Beulah Archuletta as Look

 

Roger Ebert said, “The film within this film involves the silly romantic subplot and characters hauled in for comic relief, including the Swedish neighbor Lars Jorgensen (John Qualen), who uses a vaudeville accent, and Mose Harper (Hank Worden), a half-wit treated like a mascot. […] This second strand is without interest, and those who value The Searchers filter it out, patiently waiting for a return to the main story line.”

 

Hank in his rocking chair, Qualen with his accent

 

Of course, as Place says, without humorous interludes, “The Searchers would be an unbearable tragedy.” And I guess standards of humor change.
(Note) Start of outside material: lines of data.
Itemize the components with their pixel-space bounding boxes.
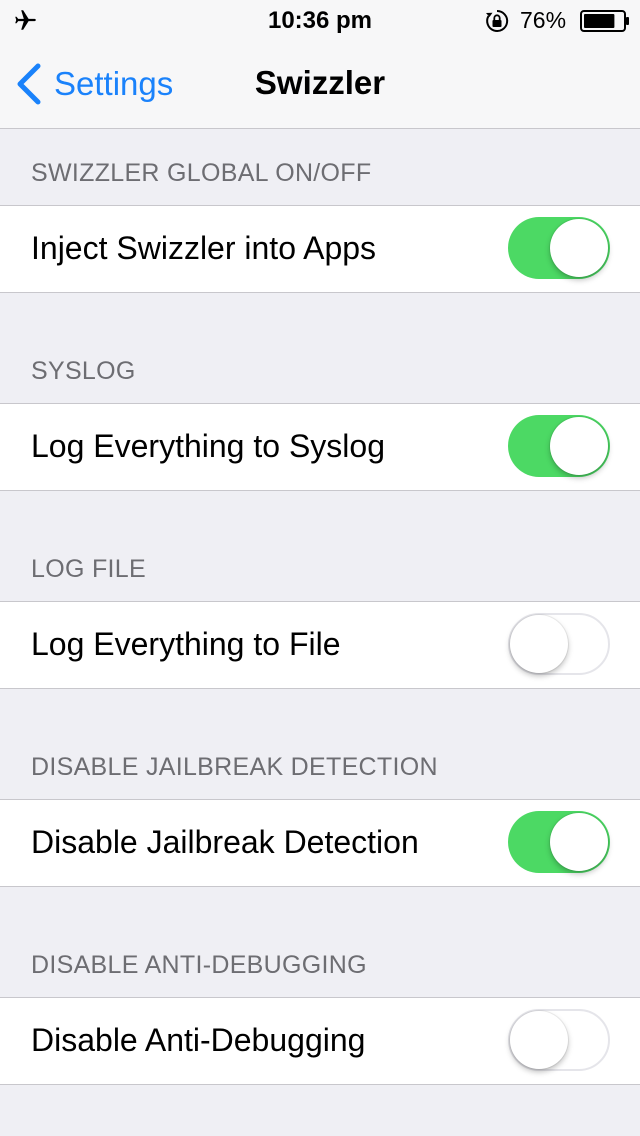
inject-swizzler-toggle[interactable] xyxy=(508,217,610,279)
toggle-knob xyxy=(550,813,608,871)
setting-row-disable-jailbreak-detection: Disable Jailbreak Detection xyxy=(0,799,640,887)
section-header: DISABLE JAILBREAK DETECTION xyxy=(31,753,438,781)
section-header: SYSLOG xyxy=(31,357,136,385)
setting-label: Log Everything to File xyxy=(31,626,341,662)
section-header: LOG FILE xyxy=(31,555,146,583)
log-file-toggle[interactable] xyxy=(508,613,610,675)
page-title: Swizzler xyxy=(254,64,386,101)
section-jailbreak-detection: DISABLE JAILBREAK DETECTION Disable Jail… xyxy=(0,723,640,887)
setting-row-disable-anti-debugging: Disable Anti-Debugging xyxy=(0,997,640,1085)
setting-label: Disable Anti-Debugging xyxy=(31,1022,366,1058)
toggle-knob xyxy=(510,1011,568,1069)
disable-anti-debugging-toggle[interactable] xyxy=(508,1009,610,1071)
settings-list: SWIZZLER GLOBAL ON/OFF Inject Swizzler i… xyxy=(0,129,640,1085)
orientation-lock-icon xyxy=(486,9,509,32)
setting-row-log-file: Log Everything to File xyxy=(0,601,640,689)
section-anti-debugging: DISABLE ANTI-DEBUGGING Disable Anti-Debu… xyxy=(0,921,640,1085)
setting-label: Inject Swizzler into Apps xyxy=(31,230,377,266)
battery-icon xyxy=(580,10,629,32)
section-header: DISABLE ANTI-DEBUGGING xyxy=(31,951,367,979)
section-syslog: SYSLOG Log Everything to Syslog xyxy=(0,327,640,491)
toggle-knob xyxy=(510,615,568,673)
toggle-knob xyxy=(550,219,608,277)
toggle-knob xyxy=(550,417,608,475)
setting-label: Log Everything to Syslog xyxy=(31,428,385,464)
log-syslog-toggle[interactable] xyxy=(508,415,610,477)
navigation-bar: Settings Swizzler xyxy=(0,40,640,129)
status-bar: 10:36 pm 76% xyxy=(0,0,640,40)
setting-row-log-syslog: Log Everything to Syslog xyxy=(0,403,640,491)
battery-percent: 76% xyxy=(520,7,567,33)
section-log-file: LOG FILE Log Everything to File xyxy=(0,525,640,689)
setting-row-inject-swizzler: Inject Swizzler into Apps xyxy=(0,205,640,293)
section-swizzler-global: SWIZZLER GLOBAL ON/OFF Inject Swizzler i… xyxy=(0,129,640,293)
settings-screen: 10:36 pm 76% Settings Swizzler SWIZZLER … xyxy=(0,0,640,1136)
disable-jailbreak-detection-toggle[interactable] xyxy=(508,811,610,873)
setting-label: Disable Jailbreak Detection xyxy=(31,824,419,860)
section-header: SWIZZLER GLOBAL ON/OFF xyxy=(31,159,372,187)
What is downright hilarious to one generation leaves another cold.

 

Still, these episodes aside (and maybe you even like these) certainly nowadays most agree that the frailties can’t seriously damage the sustained power and fury that carries this film along. Ford gave us the conflict between wildness and settlement like never before, and this is so often the central theme of the Western movie. Ethan Edwards is a character far more complex than we are used to in Western heroes. The Searchers is a really grown-up Western, and it’s a film rather than a movie. You can watch it again and again (I have!) and see something new and wonderful each time. John Ford made some perfectly splendid Westerns, pictures as good as the cavalry trilogy and especially in my view (see our last post) My Darling Clementine, but The Searchers stands with those – and you may think exceeds them.

 

It’s worth watching The Searchers for this one shot of Wayne over his horse

 

But here I think we better put an amen to it.